教室に貼る掲示物を職員室で受け取った私は、筒状に留められたポスターを二本持ちながら渡り廊下を歩いていた。昼下がりの休み時間。色んな学年の生徒がそこここに居て、それぞれ思い思いの時間を過ごしている。
校舎と校舎の間にある渡り廊下は燦々と日が差し込んでいた。ここからだと校舎の先や中庭や体育館の屋根が見える。その光景をぼーっと眺めながら歩いていた私の視界に、ふと影山くんの姿が入り込んだ。
どこ行くんだろ。そんな疑問もすぐに晴れる。彼の向かう先には中庭に設置された自動販売機が並んでいたからだ。
何となく私は忍び足になってその後を追いかける。影山くんはまだ気付いてない。
目的の自販機に到着し、小銭を投入してからボタンを押そうとした影山くんの背後から、私は手を伸ばした。
「は?!」
影山くんの奇声と共にガコンと音がして紙パックの落ちる音がした。振り返った彼はすごい怖い顔をしていた。相手が誰だろうが関係ねえって感じの形相だった。
「苗字」
「やほー」
「何勝手に押してんだよ!」
「まあまあ。お目当てはこれでしょ?」
ちょっと怖い。でもそれに怯む素振りを見せないように、にんまりと笑ってから取り出し口から商品を掴んだ。
「はい」
「……おう」
それを見て、影山くんの雰囲気が多少緩む。たぶん、他のものを買わされたと思ったんだろう。そこまで意地悪じゃないよ、と言うと「充分タチ悪いから」と苦情を飛ばされた。
「つーか何してんだよソレ」
ストローを伸ばし、影山くんは飲むヨーグルトに口を付ける。それから私の持ってる二本の筒を指差した。

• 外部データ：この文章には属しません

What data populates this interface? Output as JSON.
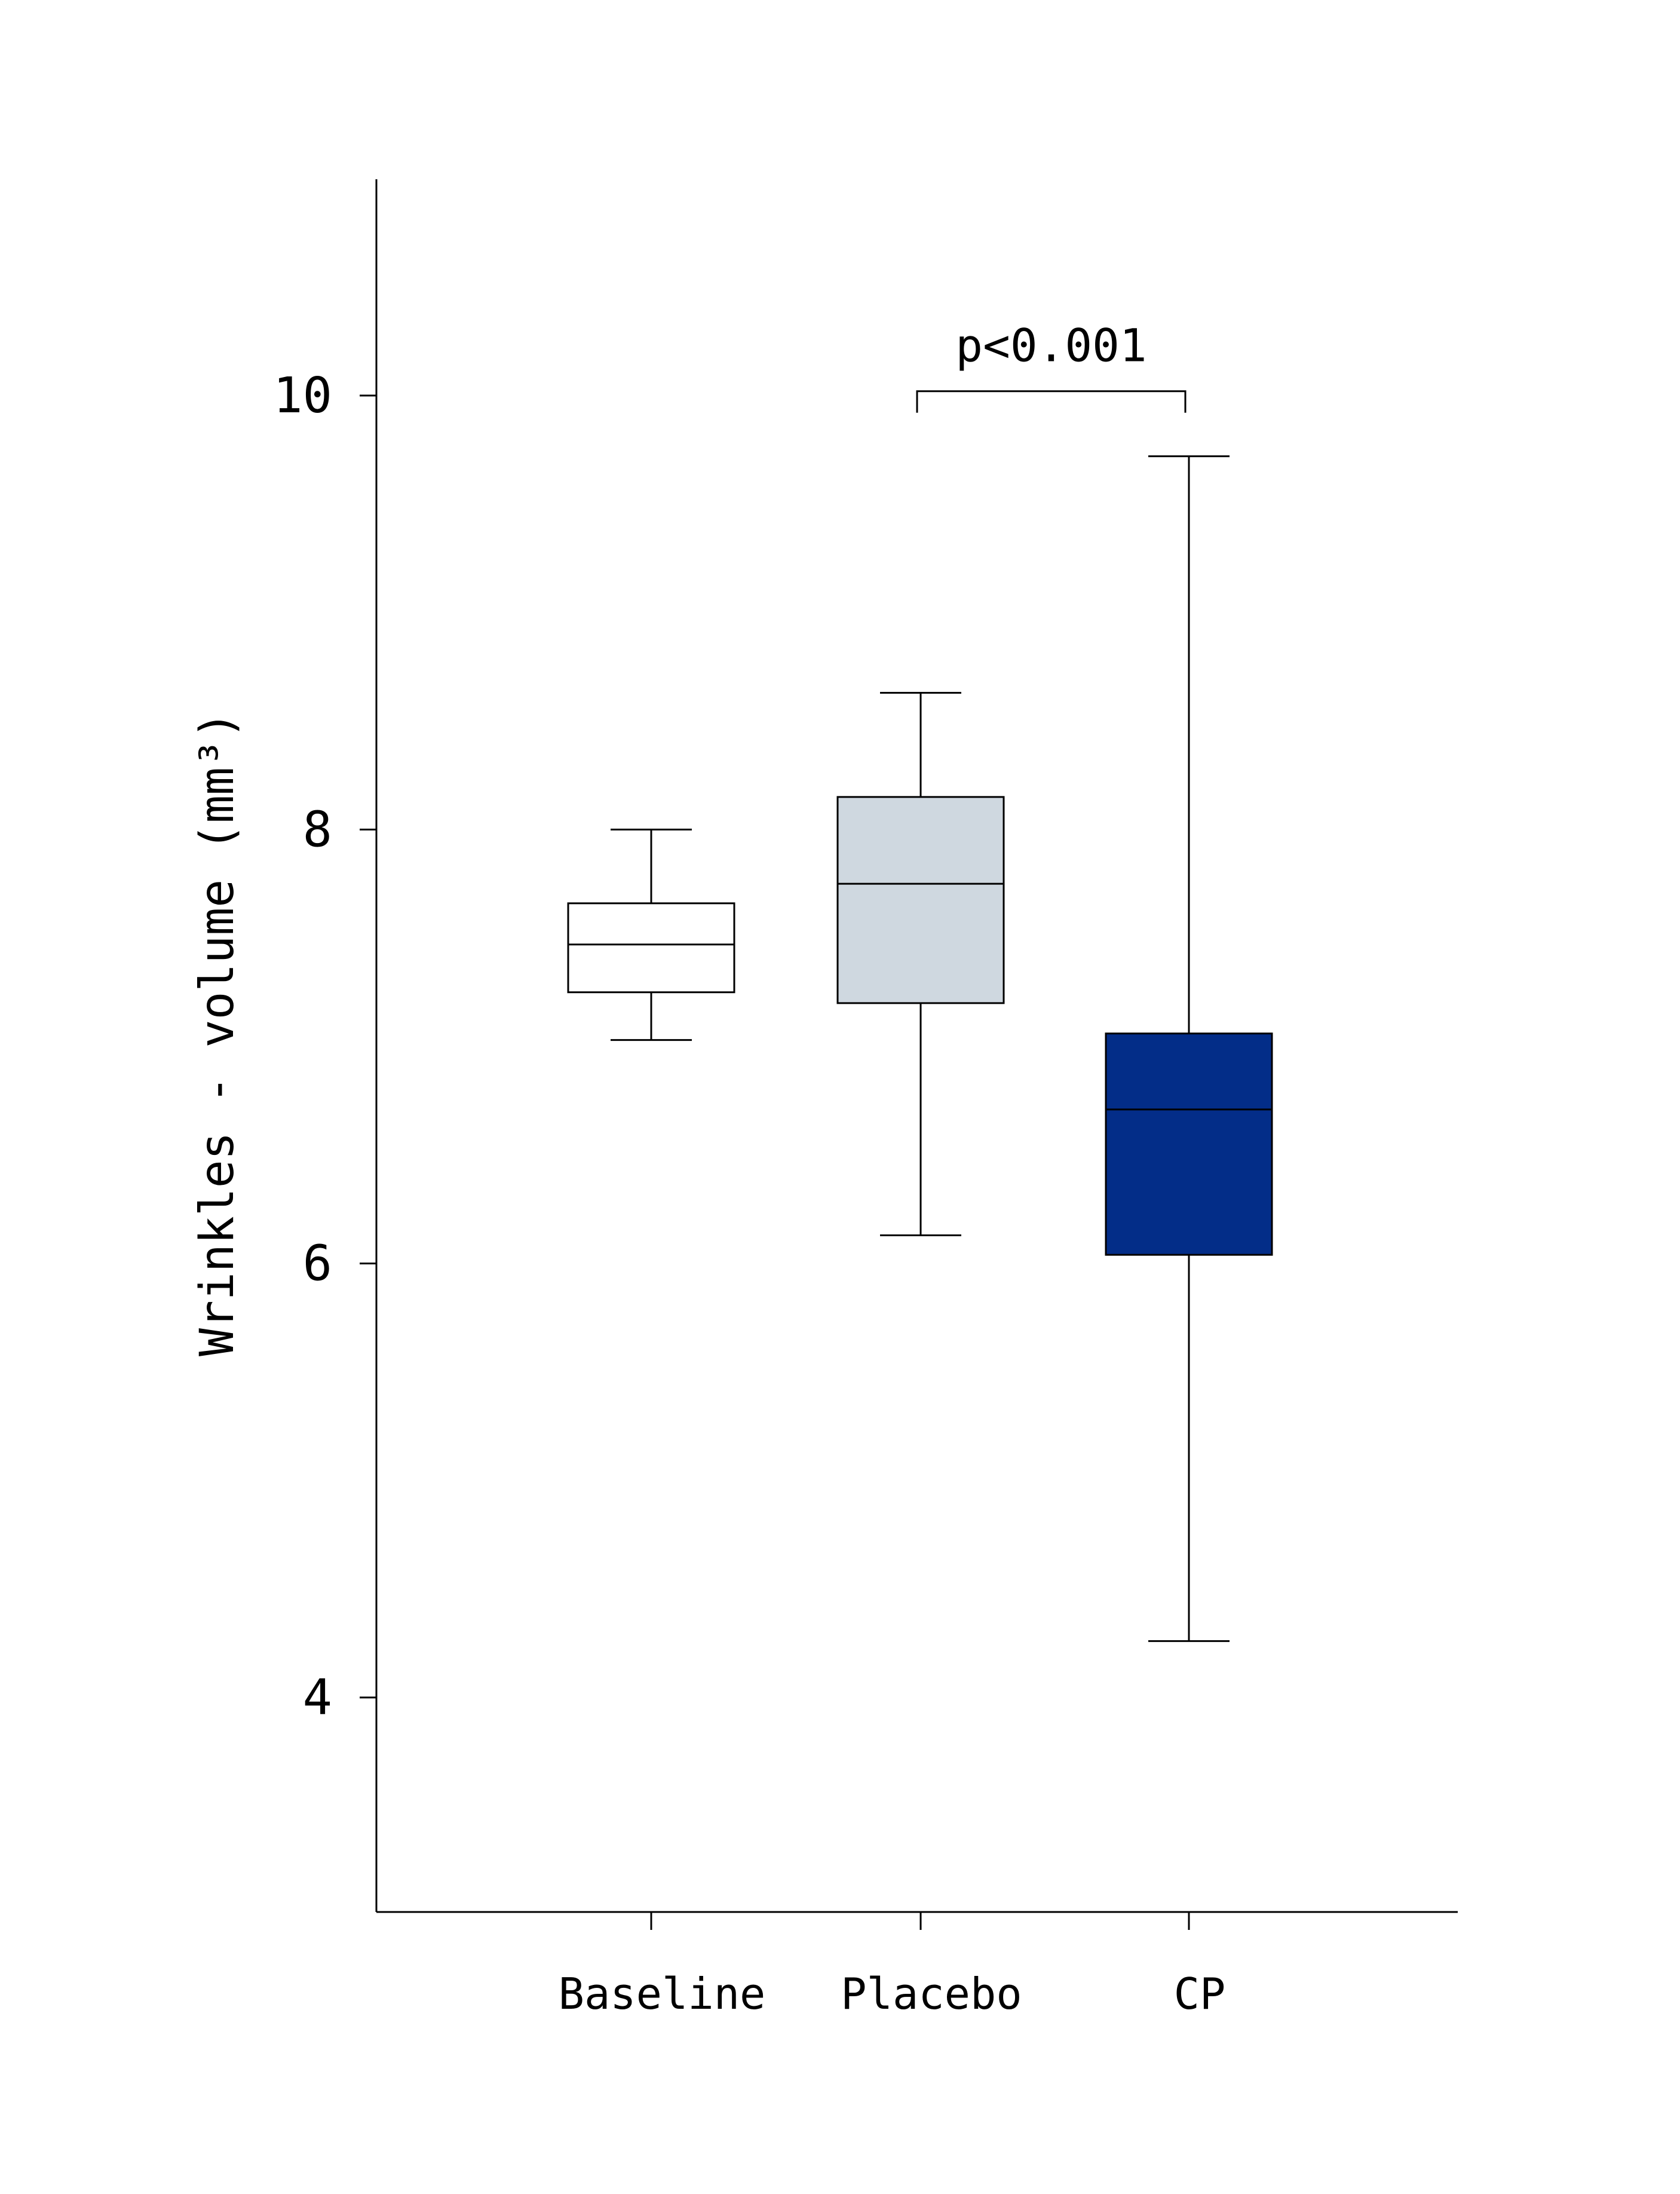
{
  "chart_data": {
    "type": "box",
    "title": "",
    "xlabel": "",
    "ylabel": "Wrinkles - volume (mm³)",
    "ylim": [
      3,
      11
    ],
    "yticks": [
      4,
      6,
      8,
      10
    ],
    "categories": [
      "Baseline",
      "Placebo",
      "CP"
    ],
    "series": [
      {
        "category": "Baseline",
        "whisker_low": 7.03,
        "q1": 7.25,
        "median": 7.47,
        "q3": 7.66,
        "whisker_high": 8.0,
        "fill": "#ffffff"
      },
      {
        "category": "Placebo",
        "whisker_low": 6.13,
        "q1": 7.2,
        "median": 7.75,
        "q3": 8.15,
        "whisker_high": 8.63,
        "fill": "#cfd8e0"
      },
      {
        "category": "CP",
        "whisker_low": 4.26,
        "q1": 6.04,
        "median": 6.71,
        "q3": 7.06,
        "whisker_high": 9.72,
        "fill": "#032d88"
      }
    ],
    "annotations": [
      {
        "text": "p<0.001",
        "from": "Placebo",
        "to": "CP",
        "y": 10.02
      }
    ],
    "grid": false,
    "legend": "none"
  }
}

ええと、と先生が丸める前に見たポスターの中身を思い出しながら私は答えた。
「春の交通週間と、なんだっけ」
「は?」
「なんかわかんない。掲示物。先生が教室に貼れって」
ふうん、と相槌が返ってくる。ちょっと小さい声だったせいか、昼休みの中庭から聞こえる騒がしい声と交じり合っていて、聞き取り辛かった。
一歩だけ、影山くんと距離を詰める。
影山くんは身長が多いから、上を向かなければ視線が交差することはない。だから、それくらいは大丈夫だろうと思った。
「学級委員だっけ」
「そうだよ」
「ふうん」
さっきと同じ影山くんの言葉が、近くにいるせいか今度はちゃんと聞き取れた。
「どれ?」
「え?」
「苗字はどれ飲む」
「……あー、や、私お金持って来てないから。自販機に来たのも影山くんいたからちょっとからかってみようかなーって」
「あ?」
「嘘、冗談です」
「……別にいいけど。で、どれだよ」
ずずっとパックを啜る音、遠くにある歓声よりずっとリアルな感覚。影山くんが近くにいるっていう、何だかよく分からない嬉しさ。
「え、だから買わ」
「そうじゃねえって」
教室じゃ感じられない。机一個分と椅子の背もたれに隔てられた等間隔の距離じゃなくて、今は自分が望めば、縮められる。
「奢ってやるって言ってんだよ」
その自由さが嬉しかった。一体、私はどうしてしまったんだろう。
思わずポスターを握り締めてしまったせいで、ぺこりとその空洞が潰れてしまった。あとで怒られてしまうかもしれないけど、他にどうしたらいいか分からなかったから許してください。
そんな、誰に向かって言ってるのかわからない懺悔をしながら、「飲むヨーグルト」と言った。上を向かなくても分かる。影山くんはたぶん、ちょっとだけ笑ってくれてる。気がする。